If you like the story, if it engrosses you, then you probably won't even notice the circumstances you're reading it in.
Also, and this is my biggest point.... I'm paying for bytes, something I can't hold and only exists in a digital form.
No, you're not. You're paying for labor
. You're paying for the months of hard work done by the writer, the editor, the copyeditors and proofreaders, the typesetters, the researchers, the cover artist, the cover designer, the legal department, the sales and marketing department, etc. You're paying for the fruits of their creativity and effort. The actual cost of the physical paper, ink, and binding of a book is negligible, especially if it's published in bulk. That's mere pennies of value. (I just got some advance reading copies of my upcoming novel, and although they're in a cruder paperback format, they're actually more costly per unit to print than the final hardcover because there are so few of them printed.) What you're paying for isn't the physical book, but the content
thereof. The physical book, like the computer, is merely the storage medium for what you're buying.
Hopefully, Pocket Books wil realise that they can make some extra money by publising these novella's in a binded volume. I mean, they cater to both markets by releasing all the other novels in both paper and digital form, why not with these novella's?

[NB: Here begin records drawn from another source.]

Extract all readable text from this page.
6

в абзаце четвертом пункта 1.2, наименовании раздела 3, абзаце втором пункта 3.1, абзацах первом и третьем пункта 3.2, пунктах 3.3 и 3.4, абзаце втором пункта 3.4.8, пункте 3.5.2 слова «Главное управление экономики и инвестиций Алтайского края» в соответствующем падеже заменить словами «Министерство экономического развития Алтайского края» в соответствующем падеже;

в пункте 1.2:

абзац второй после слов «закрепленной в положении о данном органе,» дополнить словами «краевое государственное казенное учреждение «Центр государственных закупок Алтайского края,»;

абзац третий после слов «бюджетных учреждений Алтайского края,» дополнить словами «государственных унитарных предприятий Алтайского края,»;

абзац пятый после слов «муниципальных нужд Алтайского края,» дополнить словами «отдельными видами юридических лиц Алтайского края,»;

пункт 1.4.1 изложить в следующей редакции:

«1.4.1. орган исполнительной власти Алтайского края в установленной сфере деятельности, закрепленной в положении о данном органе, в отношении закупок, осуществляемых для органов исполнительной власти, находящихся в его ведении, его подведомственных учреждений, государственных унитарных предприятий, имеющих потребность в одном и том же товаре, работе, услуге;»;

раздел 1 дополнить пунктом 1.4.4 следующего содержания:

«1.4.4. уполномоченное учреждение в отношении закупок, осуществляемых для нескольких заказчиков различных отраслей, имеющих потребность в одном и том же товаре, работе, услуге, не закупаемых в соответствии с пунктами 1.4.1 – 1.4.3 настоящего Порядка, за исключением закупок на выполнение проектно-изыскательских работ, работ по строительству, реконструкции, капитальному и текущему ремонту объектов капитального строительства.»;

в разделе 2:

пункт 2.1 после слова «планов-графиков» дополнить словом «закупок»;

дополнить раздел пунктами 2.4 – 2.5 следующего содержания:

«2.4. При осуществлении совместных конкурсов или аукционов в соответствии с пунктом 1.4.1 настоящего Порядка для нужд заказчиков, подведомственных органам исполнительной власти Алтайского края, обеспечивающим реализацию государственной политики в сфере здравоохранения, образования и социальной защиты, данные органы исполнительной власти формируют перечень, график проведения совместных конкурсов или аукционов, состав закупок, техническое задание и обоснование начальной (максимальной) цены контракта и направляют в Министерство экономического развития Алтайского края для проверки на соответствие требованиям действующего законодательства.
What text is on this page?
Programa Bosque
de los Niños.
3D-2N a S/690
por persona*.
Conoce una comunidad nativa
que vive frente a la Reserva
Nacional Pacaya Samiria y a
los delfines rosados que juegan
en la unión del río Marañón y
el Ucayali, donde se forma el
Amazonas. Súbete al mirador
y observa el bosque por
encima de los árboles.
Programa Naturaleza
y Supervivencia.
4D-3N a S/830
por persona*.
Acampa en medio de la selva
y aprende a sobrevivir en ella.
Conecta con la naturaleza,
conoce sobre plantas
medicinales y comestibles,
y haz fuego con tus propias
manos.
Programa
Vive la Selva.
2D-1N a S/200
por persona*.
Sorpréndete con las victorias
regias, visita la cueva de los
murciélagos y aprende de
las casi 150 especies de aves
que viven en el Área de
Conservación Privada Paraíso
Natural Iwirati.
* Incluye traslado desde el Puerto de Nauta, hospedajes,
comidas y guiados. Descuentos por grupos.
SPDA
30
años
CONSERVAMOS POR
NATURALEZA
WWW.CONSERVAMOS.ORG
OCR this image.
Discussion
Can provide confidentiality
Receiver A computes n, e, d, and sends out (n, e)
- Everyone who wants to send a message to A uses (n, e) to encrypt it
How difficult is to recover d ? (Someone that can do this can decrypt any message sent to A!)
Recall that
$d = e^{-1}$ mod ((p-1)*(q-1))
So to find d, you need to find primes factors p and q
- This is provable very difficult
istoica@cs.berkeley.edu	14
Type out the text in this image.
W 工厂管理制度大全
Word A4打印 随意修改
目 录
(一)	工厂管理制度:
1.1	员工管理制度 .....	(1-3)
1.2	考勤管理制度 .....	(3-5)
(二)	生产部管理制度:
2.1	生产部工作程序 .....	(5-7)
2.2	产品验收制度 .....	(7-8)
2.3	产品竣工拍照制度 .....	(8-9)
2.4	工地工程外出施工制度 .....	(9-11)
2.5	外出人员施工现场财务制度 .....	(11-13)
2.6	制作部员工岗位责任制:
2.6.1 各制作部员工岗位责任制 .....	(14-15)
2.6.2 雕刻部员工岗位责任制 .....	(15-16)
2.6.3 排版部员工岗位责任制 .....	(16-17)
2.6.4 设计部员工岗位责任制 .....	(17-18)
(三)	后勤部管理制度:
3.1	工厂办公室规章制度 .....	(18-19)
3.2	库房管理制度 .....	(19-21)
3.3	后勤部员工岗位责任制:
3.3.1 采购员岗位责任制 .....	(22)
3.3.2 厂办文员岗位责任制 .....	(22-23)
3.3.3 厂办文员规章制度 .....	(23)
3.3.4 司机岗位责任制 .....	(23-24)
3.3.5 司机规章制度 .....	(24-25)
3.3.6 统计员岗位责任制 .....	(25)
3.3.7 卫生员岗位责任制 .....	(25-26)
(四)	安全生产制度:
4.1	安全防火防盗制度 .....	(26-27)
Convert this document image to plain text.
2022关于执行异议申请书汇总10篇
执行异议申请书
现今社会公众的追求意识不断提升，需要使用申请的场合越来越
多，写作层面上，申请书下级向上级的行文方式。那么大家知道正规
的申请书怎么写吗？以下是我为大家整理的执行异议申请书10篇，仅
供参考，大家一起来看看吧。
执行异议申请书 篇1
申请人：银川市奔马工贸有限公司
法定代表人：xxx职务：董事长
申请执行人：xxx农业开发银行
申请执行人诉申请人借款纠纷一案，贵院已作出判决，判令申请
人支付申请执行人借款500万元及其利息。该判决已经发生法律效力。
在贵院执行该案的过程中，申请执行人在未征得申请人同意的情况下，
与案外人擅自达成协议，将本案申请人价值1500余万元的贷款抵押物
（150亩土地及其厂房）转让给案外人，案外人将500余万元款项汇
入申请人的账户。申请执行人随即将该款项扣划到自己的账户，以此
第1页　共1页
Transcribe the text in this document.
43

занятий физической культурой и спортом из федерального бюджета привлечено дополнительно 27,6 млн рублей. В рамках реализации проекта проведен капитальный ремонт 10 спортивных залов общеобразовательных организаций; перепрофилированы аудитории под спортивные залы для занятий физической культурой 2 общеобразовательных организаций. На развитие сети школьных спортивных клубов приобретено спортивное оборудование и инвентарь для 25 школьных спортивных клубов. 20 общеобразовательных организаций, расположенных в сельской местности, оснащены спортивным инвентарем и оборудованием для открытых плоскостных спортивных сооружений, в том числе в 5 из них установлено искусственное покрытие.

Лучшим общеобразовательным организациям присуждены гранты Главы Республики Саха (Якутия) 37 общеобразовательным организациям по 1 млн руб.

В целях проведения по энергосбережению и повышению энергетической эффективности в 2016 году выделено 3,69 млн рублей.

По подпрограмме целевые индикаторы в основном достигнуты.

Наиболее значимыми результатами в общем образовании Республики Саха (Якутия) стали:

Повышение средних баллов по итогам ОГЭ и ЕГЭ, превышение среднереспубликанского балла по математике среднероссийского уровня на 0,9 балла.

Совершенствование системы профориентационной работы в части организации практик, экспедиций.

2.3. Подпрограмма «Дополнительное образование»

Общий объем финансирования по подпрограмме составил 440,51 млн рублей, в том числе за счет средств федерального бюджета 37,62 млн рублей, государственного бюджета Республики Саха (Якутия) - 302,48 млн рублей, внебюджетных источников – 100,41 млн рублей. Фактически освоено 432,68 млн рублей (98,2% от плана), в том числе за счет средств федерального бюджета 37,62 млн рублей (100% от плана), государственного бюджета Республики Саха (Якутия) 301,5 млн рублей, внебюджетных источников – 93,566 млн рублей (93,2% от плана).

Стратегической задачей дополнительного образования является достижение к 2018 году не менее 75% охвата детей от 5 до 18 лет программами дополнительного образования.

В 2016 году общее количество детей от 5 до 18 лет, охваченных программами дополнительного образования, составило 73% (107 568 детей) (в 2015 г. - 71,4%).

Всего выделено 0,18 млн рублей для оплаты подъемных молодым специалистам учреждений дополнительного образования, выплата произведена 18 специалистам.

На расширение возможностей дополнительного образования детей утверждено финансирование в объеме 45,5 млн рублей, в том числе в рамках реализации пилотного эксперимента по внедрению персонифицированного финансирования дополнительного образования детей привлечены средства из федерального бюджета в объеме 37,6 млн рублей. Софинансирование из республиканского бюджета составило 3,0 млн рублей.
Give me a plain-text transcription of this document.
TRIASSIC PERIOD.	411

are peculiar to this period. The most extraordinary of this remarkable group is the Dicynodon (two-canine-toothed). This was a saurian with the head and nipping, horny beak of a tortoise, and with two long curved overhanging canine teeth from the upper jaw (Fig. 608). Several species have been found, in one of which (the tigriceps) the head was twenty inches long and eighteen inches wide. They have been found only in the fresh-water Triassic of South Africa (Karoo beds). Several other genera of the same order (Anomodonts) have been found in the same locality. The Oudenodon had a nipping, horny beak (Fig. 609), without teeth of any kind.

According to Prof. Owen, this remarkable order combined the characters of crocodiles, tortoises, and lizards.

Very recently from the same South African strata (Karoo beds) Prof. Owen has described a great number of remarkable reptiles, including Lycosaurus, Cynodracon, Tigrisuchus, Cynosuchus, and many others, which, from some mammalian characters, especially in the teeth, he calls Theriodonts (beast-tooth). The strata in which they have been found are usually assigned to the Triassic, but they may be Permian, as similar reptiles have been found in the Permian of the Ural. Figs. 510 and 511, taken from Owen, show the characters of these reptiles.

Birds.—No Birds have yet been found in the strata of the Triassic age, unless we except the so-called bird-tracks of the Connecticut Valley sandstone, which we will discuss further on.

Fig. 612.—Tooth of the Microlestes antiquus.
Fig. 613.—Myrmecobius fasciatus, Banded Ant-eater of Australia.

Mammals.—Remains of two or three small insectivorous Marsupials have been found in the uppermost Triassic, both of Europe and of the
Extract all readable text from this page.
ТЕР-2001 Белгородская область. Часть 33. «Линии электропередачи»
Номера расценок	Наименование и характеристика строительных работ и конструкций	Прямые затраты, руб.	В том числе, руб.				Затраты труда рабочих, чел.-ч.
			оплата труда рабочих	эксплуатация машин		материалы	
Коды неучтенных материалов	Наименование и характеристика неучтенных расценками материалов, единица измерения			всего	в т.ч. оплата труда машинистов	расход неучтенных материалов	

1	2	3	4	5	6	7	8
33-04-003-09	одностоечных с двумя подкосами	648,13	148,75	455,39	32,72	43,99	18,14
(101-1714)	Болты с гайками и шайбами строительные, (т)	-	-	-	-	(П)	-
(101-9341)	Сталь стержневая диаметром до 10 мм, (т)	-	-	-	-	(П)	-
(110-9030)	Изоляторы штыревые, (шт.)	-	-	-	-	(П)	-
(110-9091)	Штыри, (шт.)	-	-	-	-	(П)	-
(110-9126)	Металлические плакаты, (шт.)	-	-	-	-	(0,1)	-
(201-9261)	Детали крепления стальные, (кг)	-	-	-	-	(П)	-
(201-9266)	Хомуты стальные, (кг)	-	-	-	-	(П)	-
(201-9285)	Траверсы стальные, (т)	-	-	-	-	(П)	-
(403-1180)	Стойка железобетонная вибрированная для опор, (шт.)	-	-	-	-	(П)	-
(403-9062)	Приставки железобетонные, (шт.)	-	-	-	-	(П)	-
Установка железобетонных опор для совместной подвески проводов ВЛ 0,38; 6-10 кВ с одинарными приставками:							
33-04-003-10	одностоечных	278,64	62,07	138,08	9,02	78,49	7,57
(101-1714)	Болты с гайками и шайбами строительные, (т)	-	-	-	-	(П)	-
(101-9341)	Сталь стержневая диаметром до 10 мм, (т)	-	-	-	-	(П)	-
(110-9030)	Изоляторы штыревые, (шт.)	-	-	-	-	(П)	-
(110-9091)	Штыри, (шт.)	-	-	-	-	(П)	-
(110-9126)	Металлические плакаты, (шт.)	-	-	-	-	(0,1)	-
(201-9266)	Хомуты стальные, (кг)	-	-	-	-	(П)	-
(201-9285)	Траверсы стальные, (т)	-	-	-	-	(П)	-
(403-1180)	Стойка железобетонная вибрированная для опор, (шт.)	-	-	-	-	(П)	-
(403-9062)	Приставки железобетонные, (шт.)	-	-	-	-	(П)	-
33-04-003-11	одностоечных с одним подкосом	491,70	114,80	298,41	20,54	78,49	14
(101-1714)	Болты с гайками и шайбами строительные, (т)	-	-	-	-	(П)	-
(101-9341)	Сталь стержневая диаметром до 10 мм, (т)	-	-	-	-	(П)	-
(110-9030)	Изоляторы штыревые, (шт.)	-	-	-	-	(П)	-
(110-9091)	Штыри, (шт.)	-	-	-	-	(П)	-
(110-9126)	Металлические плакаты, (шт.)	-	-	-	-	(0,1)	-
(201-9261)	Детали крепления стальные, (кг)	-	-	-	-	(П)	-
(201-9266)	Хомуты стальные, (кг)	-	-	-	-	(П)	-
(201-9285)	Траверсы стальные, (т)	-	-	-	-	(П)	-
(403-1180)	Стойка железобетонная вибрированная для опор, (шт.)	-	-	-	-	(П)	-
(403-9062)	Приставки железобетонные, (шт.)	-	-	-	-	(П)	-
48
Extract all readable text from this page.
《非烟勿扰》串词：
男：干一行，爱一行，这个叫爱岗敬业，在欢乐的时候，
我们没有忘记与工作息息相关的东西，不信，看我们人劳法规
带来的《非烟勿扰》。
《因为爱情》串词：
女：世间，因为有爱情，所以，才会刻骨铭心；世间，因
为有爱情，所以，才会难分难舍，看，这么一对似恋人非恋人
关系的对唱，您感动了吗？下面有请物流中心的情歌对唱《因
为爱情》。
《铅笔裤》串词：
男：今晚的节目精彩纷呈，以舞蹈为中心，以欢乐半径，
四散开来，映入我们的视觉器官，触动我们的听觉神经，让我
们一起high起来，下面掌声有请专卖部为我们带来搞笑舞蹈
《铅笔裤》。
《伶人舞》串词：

Because, again, there aren't enough of them yet
. There's effectively zero chance of getting a single
novella published as a physical book. All the paperback collections of Star Trek
e-books to date have been omnibus collections of 4-8 separate e-books, because that's what the print market will bear. And so far, aside from the eight remaining uncollected Corps of Engineers
novellas and the 6-part TNG Slings and Arrows
miniseries, there's only one standalone novella available yet, with two more yet to be published. There will need to be more of them before it's practical to publish them in print form.
So yes, I strongly urge Pocket to find out if releasing both The Struggle Within and In Tempest's Wake together as one book is possible. Then everybody can read these two novels.
They're not novels, they're novellas. Which is why only two wouldn't be enough. But a third, TNG: The Stuff of Dreams
by James Swallow, is in the works for March, and it's logical to assume that Pocket will continue to publish more, because plenty of people do
buy e-books and will continue to do so. So there should probably be enough to get collected eventually
. But if you insist on waiting for that, it's your own choice, so please stop pretending you're being persecuted somehow.